Tennis is a game of precision.
Take a serve. The best players in the world can hit a small yellow ball and make it travel 130 miles per hour to a spot the size of a matchbook in the ad court. Or return it such that the ball skims a two-inch line for a winner.
Novak Djokovic may not have deliberately aimed at the linesperson behind him when he whipped the ball back, but that’s hardly an excuse. The Serbian player has made a career of knowing the power that a tennis ball can have on clay, grass and hardcourts. So the effect that that ball can have when it goes from the face of his racket to a human throat should not have been surprising.
Cause meets effect. He had to be disqualified.
Even Djokovic understood.
“This whole situation has left me really sad and empty,” he wrote on his Instagram page. “I checked on the linesperson and the tournament told me that thank God she is feeling ok. I’m extremely sorry to have caused her such stress. So unintended. So wrong.”
Would this have possibly happened in a normal year, where Roger Federer and Rafael Nadal were waiting for him deeper in the draw instead of opting out of the U.S. Open in a sports year hollowed out by the coronavirus? Where the resulting fractures put the Open in the middle of a three-Slam season? Where a New York state, ravaged by the virus, didn’t require strict adherence to the odd concept of a Tier I bubble?
There is a routine to the tennis calendar, but that rhythm has been disrupted. It also has allowed chaotic elements to creep in like the allegorical storms caused by a butterfly’s wings. If you change one thing, and then another, the breakdown of order and discipline can lead to unexpected places.
Like yesterday in Flushing, where an irresponsible flick of Djokovic’s racket after a lost point sent a linesperson crumbling to the court.
Djokovic, ranked No. 1 in the world and winner of 17 Grand Slam titles, has tried to step into a leadership role that his excellence on the court provides. After the pandemic, he put together a series of events near his home and called it the Adria Tour. It was meant to prove the concept of live events in the wake of the coronavirus’s devastating impact on Europe. Instead, it prompted an outbreak.
Photos emerged of tour participants at nightclubs and clasping hands post-match at the net. It was all stupidly done, completely overlooking life as it now is compared to how it once was. How we want it to be. Djokovic, Grigor Dimitrov, Borna Coric and Viktor Troicki (seen in photo below) all tested positive.
“I know that the intentions were right and correct,” Djokovic told the New York Times in the lead up to the U.S. Open, “And if I had the chance to do the Adria Tour again, I would do it again.”

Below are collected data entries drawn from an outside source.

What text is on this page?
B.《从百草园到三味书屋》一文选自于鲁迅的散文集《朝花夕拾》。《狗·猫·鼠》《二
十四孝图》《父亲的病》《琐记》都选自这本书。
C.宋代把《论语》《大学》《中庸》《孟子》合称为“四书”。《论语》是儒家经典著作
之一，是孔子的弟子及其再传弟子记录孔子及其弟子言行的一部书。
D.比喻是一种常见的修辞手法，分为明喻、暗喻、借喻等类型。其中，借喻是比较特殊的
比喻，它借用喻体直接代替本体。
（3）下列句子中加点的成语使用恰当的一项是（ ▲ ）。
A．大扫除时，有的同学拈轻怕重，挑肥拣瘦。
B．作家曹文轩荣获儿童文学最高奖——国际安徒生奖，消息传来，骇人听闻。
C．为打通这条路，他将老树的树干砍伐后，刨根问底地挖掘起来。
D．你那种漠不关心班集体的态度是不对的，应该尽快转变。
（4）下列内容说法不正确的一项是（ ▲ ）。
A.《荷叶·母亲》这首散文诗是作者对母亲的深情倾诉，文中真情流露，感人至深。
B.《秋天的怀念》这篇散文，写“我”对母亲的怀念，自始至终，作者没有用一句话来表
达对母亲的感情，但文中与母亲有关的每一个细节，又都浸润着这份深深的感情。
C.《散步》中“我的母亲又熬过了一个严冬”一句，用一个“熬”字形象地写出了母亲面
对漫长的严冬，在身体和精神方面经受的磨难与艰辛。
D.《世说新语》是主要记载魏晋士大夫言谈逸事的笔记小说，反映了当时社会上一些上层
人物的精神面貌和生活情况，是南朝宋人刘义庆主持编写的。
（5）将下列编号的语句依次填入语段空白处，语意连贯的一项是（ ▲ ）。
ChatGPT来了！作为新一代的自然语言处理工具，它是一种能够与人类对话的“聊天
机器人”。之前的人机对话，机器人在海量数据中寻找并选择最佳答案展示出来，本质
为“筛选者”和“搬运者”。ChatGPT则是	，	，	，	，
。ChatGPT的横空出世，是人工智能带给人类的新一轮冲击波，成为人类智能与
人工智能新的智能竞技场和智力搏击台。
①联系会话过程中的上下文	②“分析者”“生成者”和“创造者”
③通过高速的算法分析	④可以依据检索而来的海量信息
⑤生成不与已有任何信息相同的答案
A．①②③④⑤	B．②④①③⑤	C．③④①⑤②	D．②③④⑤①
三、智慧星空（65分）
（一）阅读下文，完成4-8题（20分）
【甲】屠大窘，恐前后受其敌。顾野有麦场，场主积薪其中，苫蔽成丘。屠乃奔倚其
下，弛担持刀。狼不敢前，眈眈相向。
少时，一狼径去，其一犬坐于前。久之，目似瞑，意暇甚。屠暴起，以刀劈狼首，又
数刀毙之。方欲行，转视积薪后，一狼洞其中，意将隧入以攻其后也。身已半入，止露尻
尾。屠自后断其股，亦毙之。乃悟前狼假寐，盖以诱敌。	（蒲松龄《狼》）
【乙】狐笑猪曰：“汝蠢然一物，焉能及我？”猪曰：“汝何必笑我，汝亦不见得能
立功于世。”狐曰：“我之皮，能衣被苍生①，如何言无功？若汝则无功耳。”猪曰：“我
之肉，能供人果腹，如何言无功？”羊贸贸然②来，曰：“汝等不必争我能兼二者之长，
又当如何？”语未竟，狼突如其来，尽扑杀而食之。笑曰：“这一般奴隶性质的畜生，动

Further denting his leadership credentials, Djokovic expressed reluctance to take a potential coronavirus vaccine if required for ATP Tour players.
This is all happening as Djokovic and Vasek Pospisil are planning a breakaway men’s players association, an idea that picked up steam after earlier in the pandemic there was discussion of merging the men’s and women’s tour to offset losses. There are still men in tennis who resent the idea that women earn the same paycheck for Grand Slam wins. So the new player’s club? No girls allowed.
Big picture, this has not been Djokovic’s year.
This U.S. Open and its lack of star power was like being spotted half-a-field closer to the goal for someone with Djokovic’s abilities. But these missteps have been of his own making, his inability to capitalize on a role that he has earned through his play.
“As for the disqualification,” Djokovic said, “I need to go back within and work on my disappointment and turn this all into a lesson for my growth and evolution as a player and human being.”
It was not angry, or defensive, unlike many who might find themselves in a similar situation. At the end, Djokovic had found the right approach.